I'm trying to avoid using an unlisted procedure code for the lap uterine suspension if at all possible so figured I would put this case out for others to help me with

PROCEDURES PERFORMED: 1. Operative laparoscopy.

2. Uplift procedure.

3. Lysis of adhesions.

DESCRIPTION OF PROCEDURE: After successful induction of anesthesia, the patient was in the dorsal lithotomy position and prepped and draped in the usual fashion. Bimanual exam was performed confirming the retroverted uterus. The bladder was catheterized and intrauterine manipulator was placed in the uterus. Attention was turned to the abdomen where after changing gloves, upward tension was accomplished on the abdominal wall. A Veress needle was inserted through the superior pole of the umbilicus. Free air was aspirated for and CO2 was infused to a pressure to not exceed 4 mmHg. After getting adequate pneumoperitoneum, an infraumbilical incision was made and a trocar was introduced. It should be noted that after the Veress needle was placed, saline drop test and free air was checked for. Further, the trocar was placed with upward tension on the abdominal wall through the infraumbilical incision and upon entering the peritoneal cavity, the scope was placed and exploration was done confirming normal anatomy below and no evidence of any injury. At this time, attention was turned to the pelvic cavity where there was noted to be on the uterosacral
ligament, few spots of endometriosis and there were scar tissue between the left ovary and the intestine. At the conclusion of the case, this piece of scar tissue through avascular portion was cut to lyse the scar tissue and adhesion. At this time, a nick was made under direct vision inferior and left from the primary site, which was just above superior and lateral to the insertion of the round ligament on the left of the inguinal canal and then under direct vision, the uplift kit was utilized. The needle was brought down through the round ligament and exited approximately 2 cm from the insertion of the uterus.

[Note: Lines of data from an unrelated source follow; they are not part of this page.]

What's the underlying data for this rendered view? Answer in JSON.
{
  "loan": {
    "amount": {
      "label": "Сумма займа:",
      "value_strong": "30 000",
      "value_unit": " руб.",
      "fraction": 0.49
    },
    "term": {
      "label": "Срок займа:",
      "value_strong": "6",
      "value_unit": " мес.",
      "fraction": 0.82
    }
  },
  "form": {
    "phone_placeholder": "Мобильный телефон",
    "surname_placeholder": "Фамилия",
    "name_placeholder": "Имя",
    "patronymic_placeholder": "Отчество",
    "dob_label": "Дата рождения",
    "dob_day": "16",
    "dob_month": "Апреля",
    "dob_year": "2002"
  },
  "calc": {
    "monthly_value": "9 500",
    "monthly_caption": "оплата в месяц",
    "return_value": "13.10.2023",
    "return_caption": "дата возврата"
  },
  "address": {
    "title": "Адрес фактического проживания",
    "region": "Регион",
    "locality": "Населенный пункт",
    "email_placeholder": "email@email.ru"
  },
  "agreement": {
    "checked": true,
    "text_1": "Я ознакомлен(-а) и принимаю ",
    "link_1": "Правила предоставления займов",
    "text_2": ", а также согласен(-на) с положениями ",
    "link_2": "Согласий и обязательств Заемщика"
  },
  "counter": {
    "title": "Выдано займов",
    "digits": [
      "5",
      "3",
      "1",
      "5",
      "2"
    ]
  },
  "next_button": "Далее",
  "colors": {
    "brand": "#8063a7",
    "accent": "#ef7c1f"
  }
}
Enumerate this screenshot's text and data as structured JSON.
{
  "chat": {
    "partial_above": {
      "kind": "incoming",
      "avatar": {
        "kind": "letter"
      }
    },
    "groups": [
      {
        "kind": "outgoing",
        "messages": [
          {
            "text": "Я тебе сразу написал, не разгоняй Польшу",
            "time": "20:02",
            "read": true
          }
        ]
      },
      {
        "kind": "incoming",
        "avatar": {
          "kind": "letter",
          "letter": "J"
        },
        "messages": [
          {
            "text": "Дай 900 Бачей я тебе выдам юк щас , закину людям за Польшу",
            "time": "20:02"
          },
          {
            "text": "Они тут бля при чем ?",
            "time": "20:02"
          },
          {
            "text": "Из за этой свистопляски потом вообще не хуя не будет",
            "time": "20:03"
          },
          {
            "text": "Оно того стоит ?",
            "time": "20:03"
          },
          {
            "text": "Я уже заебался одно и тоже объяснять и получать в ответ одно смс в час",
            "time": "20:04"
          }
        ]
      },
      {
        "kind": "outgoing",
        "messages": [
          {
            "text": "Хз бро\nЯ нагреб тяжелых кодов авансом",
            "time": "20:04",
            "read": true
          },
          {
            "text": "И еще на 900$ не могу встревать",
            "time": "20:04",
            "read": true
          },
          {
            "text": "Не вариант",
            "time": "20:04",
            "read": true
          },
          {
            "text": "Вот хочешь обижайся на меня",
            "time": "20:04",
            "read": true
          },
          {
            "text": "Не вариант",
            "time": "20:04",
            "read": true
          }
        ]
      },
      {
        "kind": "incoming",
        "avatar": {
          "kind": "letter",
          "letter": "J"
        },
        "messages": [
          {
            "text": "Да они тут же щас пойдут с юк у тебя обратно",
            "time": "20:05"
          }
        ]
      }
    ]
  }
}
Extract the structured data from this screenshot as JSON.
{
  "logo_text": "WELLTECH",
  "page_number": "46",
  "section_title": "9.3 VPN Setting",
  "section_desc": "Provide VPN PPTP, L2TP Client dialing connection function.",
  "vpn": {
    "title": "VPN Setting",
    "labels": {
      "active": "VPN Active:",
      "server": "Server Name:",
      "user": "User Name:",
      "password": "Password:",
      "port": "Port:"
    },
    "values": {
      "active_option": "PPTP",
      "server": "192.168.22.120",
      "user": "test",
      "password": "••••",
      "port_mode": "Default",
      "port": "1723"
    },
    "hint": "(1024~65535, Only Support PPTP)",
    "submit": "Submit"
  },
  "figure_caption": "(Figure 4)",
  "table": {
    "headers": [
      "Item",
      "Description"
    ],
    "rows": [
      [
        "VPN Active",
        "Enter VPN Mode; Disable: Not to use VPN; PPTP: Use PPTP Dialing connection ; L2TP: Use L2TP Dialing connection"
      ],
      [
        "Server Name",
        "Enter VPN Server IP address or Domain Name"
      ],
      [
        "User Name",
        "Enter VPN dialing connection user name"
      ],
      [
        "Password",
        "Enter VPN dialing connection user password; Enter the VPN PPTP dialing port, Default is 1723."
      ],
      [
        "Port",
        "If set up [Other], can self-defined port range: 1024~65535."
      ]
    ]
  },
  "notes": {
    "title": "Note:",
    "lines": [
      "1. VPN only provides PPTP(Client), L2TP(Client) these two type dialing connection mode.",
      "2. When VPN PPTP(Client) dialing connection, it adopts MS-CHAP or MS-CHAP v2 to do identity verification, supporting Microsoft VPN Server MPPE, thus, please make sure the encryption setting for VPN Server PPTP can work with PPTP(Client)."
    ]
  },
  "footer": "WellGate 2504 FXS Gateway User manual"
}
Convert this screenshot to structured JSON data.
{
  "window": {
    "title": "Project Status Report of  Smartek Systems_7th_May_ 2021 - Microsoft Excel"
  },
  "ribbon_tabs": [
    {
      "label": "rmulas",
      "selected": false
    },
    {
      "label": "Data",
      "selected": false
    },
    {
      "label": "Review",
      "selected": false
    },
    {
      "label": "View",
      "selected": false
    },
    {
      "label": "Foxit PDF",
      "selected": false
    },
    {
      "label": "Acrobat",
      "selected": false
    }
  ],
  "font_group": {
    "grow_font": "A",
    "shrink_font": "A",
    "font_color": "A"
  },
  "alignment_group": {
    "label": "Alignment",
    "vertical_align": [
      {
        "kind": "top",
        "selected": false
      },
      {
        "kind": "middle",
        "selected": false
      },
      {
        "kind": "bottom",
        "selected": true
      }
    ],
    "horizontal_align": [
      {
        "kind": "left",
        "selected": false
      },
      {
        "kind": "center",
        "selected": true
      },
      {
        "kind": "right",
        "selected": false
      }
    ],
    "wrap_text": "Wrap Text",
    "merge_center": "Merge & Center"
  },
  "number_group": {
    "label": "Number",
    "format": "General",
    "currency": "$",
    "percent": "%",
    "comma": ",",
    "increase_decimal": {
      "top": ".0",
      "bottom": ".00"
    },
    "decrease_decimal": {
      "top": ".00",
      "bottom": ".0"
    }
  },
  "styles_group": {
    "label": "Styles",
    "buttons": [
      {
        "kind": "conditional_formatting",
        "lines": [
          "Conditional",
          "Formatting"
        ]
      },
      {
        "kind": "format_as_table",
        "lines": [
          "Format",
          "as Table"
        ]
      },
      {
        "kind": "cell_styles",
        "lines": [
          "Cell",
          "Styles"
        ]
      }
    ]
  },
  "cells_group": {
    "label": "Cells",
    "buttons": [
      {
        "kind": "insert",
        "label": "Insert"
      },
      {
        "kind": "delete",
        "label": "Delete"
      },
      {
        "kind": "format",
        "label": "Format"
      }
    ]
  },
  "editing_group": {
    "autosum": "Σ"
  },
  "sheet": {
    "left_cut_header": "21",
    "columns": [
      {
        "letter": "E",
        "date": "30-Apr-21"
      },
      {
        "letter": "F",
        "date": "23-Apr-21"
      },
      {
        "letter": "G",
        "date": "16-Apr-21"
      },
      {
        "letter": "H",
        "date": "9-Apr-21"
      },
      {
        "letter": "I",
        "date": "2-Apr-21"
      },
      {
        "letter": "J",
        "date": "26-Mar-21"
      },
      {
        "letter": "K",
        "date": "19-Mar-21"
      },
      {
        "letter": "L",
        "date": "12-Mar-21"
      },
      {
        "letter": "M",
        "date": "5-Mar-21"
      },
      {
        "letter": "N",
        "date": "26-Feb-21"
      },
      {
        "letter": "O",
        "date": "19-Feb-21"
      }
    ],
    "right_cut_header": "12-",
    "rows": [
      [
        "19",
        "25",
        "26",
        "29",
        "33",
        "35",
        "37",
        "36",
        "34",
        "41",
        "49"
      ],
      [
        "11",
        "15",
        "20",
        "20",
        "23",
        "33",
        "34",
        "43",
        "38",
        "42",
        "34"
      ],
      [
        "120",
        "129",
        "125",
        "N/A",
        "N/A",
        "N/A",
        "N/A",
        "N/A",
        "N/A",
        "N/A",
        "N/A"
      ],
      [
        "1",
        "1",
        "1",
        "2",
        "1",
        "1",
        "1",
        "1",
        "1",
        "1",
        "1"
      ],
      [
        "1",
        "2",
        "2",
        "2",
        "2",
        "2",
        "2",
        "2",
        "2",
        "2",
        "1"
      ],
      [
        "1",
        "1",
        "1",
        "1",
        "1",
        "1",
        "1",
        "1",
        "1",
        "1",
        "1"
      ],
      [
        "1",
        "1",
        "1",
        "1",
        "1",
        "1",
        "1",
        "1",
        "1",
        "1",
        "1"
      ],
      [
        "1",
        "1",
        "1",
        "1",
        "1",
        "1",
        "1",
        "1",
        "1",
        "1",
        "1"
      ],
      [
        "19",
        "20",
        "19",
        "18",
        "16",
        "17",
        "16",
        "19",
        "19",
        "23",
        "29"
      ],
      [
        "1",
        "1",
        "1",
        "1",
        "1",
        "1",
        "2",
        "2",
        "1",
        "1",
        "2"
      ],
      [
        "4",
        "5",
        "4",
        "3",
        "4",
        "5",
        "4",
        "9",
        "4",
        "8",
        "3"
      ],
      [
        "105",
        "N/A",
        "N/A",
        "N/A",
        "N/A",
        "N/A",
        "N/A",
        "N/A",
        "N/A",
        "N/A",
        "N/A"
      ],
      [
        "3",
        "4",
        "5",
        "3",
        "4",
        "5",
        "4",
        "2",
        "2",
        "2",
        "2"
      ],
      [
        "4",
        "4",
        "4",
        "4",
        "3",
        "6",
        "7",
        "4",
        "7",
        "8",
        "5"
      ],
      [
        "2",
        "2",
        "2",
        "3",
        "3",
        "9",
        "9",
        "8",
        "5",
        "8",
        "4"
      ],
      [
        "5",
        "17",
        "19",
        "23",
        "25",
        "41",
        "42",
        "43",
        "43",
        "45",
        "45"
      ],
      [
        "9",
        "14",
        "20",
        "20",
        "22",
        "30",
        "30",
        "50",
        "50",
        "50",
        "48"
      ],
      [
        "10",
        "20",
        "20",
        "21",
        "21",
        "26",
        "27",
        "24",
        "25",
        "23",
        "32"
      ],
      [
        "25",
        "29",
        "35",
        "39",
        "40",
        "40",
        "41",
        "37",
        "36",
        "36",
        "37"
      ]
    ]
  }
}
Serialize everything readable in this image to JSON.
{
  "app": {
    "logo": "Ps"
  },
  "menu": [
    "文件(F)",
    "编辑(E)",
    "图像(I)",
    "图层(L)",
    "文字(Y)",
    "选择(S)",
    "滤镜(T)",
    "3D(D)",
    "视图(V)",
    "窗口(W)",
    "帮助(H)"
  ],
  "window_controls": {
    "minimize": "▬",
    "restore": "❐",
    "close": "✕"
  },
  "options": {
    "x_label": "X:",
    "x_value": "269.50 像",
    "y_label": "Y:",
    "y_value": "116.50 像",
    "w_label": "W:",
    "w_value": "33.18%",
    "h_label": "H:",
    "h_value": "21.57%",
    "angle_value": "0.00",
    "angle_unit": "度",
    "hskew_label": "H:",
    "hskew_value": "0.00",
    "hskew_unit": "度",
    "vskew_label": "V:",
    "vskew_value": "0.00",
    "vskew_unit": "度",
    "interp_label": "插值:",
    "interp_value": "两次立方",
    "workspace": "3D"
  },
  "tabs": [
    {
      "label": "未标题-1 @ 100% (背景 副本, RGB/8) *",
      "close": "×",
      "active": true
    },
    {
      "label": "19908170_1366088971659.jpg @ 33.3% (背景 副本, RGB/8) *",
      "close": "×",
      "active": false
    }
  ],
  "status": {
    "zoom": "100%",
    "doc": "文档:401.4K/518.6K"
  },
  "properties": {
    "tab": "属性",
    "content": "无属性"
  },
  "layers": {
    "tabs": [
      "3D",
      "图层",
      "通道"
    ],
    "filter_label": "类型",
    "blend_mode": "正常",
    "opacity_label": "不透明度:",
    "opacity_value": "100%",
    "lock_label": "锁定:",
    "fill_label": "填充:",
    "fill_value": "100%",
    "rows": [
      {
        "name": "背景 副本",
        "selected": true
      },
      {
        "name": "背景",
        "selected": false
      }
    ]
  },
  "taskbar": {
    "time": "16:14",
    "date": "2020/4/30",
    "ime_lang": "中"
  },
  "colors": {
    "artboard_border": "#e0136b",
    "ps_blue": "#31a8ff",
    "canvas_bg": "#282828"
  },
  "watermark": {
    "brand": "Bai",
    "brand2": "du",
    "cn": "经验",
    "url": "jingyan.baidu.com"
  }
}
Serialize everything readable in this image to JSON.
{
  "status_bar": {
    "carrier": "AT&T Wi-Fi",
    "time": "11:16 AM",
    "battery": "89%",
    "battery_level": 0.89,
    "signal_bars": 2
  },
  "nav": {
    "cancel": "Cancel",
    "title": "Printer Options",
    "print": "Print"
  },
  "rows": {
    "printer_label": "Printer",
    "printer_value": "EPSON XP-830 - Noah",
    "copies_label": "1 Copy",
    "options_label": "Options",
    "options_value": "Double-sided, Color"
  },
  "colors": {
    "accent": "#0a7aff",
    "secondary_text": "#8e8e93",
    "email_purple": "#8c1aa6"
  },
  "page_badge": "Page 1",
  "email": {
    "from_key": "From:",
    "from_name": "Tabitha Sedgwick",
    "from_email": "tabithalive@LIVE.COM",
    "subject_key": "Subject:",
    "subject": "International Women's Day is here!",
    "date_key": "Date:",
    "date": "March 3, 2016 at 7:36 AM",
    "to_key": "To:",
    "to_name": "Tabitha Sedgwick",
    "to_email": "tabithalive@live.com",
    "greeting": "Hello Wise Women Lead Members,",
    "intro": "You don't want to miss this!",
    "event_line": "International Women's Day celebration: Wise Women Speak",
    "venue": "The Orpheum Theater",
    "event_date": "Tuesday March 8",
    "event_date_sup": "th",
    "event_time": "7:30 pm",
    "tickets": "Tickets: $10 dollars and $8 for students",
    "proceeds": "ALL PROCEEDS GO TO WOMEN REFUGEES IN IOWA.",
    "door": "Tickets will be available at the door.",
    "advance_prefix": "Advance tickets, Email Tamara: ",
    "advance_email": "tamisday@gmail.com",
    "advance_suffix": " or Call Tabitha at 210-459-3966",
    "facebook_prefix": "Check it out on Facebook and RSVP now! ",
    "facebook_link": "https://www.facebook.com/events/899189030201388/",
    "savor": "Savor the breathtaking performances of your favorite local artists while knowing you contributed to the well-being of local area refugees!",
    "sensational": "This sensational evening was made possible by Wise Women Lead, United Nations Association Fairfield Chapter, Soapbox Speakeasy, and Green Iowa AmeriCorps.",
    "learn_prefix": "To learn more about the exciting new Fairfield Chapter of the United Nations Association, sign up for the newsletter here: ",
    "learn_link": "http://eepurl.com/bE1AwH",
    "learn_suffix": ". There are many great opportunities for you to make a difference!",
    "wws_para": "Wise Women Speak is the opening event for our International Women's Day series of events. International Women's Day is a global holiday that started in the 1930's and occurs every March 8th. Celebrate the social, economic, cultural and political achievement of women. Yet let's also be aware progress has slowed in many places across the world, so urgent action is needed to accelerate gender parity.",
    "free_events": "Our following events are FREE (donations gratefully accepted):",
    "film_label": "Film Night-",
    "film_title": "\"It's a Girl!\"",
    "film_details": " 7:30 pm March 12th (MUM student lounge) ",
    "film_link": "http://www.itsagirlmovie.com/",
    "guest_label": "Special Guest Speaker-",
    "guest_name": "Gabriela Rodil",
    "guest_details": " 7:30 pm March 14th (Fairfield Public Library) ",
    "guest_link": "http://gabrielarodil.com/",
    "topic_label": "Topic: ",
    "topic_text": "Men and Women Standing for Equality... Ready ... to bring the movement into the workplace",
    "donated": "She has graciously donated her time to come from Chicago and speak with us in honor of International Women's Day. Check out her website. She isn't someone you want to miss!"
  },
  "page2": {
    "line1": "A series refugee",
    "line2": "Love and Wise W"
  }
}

The piece of Prolene suture was left here and then fascial bridge was created and the needle was then brought down again on the contralateral side of the round ligament and brought out, grasped the suture, and this was brought up and tagged outside. Good support was noted, as this was pulled up. The uterus was anteverted with the stitch alone. Attention was then turned to the right side and in the same fashion, a nick was made. The suture was placed to the round ligament and facial bridge created and this was brought up as well. When both sides were completed, each side was then tied with six ties onto the fascia and sutures were cut. The uterus was anteverted. The adhesions were lysed as stated and with hemostasis being noted, the procedure was now to be concluded. The instruments were removed and CO2 was allowed to escape. The trocar was removed. All incisions were closed with Dermabond. Instruments were removed from the vagina. Exam confirmed anteverted uterus and the patient went to the recovery room in stable condition with all counts being correct.